Scrapie pathogenesis
- PMID: 8137128
- DOI: 10.1093/oxfordjournals.bmb.a072646
Scrapie pathogenesis
Abstract
There is no specific marker for scrapie infectivity, and therefore no means other than prolonged bioassay for estimating levels of infection in tissues. Our knowledge of replication dynamics depends on precise rodent models which have enabled us to determine how the disease spreads and in which cells it replicates. We know, firstly, that infection replicates in the lymphoreticular system, and can identify a candidate cell; secondly, the factors which control the length of the disease process, and how difficult it is to influence this; thirdly, that clinical disease depends on access to the nervous system, and that once neuroinvasion has occurred, the spread of infectivity in both PNS and CNS is along neuroanatomical pathways at a similar rate to slow axonal transport in uninfected mice.

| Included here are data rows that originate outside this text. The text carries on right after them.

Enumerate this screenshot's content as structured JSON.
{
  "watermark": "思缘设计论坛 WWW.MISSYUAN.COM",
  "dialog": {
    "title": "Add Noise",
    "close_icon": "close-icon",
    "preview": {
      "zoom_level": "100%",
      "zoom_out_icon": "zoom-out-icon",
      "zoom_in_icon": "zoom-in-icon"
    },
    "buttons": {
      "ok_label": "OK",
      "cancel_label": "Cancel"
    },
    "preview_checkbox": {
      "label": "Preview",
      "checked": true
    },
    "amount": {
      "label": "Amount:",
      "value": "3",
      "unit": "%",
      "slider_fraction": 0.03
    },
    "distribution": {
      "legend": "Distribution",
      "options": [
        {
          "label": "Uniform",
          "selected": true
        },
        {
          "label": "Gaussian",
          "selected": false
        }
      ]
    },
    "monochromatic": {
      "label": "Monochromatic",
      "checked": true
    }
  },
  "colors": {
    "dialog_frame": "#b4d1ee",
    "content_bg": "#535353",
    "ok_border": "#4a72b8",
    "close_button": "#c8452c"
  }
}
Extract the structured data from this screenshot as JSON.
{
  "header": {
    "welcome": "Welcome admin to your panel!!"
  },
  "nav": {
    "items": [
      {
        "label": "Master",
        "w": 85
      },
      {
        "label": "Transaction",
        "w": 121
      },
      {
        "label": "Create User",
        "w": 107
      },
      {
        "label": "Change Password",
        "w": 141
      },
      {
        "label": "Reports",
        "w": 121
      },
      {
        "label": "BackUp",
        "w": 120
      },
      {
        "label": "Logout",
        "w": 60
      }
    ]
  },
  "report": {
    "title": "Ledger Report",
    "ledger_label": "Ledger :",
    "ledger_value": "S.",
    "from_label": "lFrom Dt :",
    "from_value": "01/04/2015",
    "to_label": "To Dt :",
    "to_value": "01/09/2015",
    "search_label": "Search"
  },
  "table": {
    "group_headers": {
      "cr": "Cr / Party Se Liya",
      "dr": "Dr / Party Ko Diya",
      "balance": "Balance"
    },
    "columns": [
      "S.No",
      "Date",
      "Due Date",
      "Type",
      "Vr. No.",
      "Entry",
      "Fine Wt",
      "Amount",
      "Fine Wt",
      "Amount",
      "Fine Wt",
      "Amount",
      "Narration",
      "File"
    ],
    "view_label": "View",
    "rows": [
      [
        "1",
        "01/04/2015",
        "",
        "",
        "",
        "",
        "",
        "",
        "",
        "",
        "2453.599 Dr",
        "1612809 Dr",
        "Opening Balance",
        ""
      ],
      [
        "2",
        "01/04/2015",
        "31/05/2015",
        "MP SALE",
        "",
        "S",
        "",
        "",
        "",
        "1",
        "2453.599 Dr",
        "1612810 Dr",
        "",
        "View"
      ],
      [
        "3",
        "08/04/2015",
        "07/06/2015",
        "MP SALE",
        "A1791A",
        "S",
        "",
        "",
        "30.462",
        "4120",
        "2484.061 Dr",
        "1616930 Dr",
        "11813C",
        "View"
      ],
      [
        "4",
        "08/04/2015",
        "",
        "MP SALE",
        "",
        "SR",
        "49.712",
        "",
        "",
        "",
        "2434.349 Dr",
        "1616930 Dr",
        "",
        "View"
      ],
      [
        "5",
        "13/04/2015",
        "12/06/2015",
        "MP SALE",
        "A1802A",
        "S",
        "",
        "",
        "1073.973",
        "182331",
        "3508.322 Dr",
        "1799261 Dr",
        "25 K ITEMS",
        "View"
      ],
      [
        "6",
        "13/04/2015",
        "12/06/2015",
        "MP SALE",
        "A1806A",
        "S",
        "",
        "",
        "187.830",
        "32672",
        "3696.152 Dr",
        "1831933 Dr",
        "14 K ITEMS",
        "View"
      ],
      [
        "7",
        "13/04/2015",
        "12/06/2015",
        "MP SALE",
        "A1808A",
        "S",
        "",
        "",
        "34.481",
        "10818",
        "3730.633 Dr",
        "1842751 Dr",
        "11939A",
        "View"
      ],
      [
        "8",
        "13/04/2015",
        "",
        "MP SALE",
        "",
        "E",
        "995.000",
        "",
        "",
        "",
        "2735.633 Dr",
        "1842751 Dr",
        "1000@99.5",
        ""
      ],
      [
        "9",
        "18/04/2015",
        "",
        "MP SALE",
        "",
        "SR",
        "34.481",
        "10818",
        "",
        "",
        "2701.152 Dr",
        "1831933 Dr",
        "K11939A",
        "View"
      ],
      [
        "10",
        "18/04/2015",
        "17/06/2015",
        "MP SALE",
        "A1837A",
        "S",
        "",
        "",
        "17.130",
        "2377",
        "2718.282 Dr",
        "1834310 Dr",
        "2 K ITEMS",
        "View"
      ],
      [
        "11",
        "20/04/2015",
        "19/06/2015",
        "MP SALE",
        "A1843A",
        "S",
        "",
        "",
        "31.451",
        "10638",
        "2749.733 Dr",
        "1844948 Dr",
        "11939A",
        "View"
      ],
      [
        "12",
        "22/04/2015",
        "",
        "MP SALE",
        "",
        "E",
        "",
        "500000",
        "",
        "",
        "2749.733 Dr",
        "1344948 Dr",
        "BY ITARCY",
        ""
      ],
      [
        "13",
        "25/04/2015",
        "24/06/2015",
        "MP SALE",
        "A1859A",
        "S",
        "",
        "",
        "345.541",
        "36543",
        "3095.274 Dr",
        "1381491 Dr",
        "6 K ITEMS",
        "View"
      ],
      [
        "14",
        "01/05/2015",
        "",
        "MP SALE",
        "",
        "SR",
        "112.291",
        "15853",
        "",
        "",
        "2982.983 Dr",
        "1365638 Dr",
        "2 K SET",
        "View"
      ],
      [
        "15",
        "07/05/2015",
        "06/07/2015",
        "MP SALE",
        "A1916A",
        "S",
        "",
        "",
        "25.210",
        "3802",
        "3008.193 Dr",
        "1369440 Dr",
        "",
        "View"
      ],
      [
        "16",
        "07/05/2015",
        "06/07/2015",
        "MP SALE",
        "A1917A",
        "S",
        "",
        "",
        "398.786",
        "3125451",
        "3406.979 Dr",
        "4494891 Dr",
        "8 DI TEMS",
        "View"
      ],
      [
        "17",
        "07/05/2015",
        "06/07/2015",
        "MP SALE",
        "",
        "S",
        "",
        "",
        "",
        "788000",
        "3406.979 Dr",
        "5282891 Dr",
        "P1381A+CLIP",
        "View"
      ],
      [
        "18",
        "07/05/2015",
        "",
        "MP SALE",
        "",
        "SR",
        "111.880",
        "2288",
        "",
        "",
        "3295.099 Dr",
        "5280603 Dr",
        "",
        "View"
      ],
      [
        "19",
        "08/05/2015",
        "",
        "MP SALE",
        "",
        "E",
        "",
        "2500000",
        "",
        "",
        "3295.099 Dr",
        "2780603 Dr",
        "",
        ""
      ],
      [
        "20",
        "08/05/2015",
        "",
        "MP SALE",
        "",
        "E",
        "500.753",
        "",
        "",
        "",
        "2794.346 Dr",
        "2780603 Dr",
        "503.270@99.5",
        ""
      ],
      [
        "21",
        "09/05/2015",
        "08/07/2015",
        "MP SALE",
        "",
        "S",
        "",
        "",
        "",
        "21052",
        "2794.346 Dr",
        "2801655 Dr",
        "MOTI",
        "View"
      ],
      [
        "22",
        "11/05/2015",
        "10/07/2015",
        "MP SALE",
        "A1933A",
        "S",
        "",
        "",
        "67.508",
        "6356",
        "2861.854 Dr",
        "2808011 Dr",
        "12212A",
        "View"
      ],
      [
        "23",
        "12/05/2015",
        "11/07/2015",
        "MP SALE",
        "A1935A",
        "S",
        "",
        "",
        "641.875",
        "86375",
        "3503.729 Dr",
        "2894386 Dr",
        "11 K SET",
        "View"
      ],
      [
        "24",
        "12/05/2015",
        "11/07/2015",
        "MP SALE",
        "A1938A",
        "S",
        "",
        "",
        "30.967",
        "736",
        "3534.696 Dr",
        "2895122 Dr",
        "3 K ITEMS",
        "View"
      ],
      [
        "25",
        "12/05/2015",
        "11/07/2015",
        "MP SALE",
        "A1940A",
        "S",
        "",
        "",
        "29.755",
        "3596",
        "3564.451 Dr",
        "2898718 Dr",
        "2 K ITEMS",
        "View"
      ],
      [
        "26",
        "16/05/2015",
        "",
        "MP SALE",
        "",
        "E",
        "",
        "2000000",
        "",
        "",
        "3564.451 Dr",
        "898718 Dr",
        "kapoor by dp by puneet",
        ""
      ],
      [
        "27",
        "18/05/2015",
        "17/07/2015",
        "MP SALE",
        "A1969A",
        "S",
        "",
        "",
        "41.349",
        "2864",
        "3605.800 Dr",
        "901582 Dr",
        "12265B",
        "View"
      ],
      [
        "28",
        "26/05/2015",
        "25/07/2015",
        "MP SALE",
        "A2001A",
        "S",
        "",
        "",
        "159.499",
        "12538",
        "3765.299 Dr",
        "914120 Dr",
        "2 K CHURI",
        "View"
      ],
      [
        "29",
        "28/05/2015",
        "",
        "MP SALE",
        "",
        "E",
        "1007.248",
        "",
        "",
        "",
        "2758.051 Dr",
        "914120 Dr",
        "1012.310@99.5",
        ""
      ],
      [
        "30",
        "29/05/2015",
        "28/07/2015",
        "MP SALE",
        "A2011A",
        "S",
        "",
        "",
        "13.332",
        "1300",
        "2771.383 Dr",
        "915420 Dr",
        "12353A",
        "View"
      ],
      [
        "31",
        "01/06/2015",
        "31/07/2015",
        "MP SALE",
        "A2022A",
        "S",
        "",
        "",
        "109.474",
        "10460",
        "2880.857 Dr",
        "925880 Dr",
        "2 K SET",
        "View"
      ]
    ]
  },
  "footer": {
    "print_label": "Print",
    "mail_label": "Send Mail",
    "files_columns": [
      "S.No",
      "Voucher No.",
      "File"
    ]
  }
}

Infecting the visual pathways of the CNS through the retina has shown that spongiform pathology occurs as a consequence of replication, and that the Sinc gene, which has a major effect on incubation period length in mice, acts by controlling the initiation, but not the rate, of replication. The localisation of PrP, a host protein of unknown function which accumulates in an abnormal form in diseased animals provides an important pointer to pathogenetic mechanisms.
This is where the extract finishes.